At what point does monetary policy become fiscal policy, asset purchases become government spending? It seems like the nature of the securities and/or the size of the government's holdings relative to the overall market size should matter in some way.

Scott Sumner writes:

BC, Monetary policy does become a bit more fiscal policy-like each step of the way. I tend to view it as fiscal policy if it increases the future tax burden of the public. Buying ETFs does not do that, filling potholes (probably) does.

The question is whether the activity is costly. Monetary policy is not costly, fiscal policy is.

You said:

"Suppose someone had a fetish for fiscal policy and infrastructure"

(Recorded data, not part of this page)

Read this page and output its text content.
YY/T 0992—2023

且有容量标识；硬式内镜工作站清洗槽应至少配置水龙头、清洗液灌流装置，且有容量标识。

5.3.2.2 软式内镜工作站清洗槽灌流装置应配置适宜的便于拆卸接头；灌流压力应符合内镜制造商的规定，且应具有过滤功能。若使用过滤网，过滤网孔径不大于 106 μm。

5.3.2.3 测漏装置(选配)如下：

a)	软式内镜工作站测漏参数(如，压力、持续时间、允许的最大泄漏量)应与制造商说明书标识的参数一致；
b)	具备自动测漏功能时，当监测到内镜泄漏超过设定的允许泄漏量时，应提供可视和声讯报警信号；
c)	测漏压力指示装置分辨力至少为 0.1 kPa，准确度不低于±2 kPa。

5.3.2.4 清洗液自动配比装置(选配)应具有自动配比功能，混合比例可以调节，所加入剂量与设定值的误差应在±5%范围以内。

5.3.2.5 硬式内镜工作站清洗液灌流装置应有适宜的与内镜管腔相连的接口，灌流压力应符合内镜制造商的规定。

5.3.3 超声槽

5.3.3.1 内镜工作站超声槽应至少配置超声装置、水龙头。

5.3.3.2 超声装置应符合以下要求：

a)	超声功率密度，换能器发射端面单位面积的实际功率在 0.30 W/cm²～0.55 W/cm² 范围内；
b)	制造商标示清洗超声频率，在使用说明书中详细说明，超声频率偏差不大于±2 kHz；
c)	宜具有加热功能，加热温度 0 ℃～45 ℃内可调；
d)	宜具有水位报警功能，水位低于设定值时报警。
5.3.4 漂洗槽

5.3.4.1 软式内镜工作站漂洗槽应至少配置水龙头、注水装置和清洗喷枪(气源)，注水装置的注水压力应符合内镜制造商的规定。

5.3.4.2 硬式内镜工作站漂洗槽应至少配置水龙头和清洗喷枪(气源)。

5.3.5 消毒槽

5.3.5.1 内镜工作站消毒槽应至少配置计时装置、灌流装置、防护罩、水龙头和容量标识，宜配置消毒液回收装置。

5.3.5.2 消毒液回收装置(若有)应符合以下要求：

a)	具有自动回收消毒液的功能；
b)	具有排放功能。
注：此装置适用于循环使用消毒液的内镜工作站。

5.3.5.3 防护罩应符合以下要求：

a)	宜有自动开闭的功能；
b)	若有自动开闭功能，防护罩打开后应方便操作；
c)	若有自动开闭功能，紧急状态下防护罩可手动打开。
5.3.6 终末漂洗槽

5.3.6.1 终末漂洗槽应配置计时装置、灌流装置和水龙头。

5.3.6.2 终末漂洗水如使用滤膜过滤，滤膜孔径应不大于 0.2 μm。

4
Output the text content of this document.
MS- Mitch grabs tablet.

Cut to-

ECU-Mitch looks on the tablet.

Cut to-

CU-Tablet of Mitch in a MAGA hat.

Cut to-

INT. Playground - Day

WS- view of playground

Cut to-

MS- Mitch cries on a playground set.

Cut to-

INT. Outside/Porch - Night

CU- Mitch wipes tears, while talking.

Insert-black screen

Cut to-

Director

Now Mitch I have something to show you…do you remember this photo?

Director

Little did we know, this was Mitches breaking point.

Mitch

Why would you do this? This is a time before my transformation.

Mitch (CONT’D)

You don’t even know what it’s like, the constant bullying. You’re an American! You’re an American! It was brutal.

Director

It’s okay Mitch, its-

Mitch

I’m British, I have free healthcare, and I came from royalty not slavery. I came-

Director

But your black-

Using infrastructure spending for fiscal policy doesn't get you any more infrastructure than not using it. Rather the infrastructure you do get is built in a more countercyclical fashion.

BC writes:

Good point on the infrastructure spending for fiscal policy being countercyclical but not higher on average.

For infrastructure spending to not increase future tax burden, I guess it would need to be paid for with user fees and tolls? That is a big difference between purchasing infrastructure-linked securities vs. directly building infrastructure without subsequently charging tolls and user fees. Taxpayers pick up the bill in the latter case.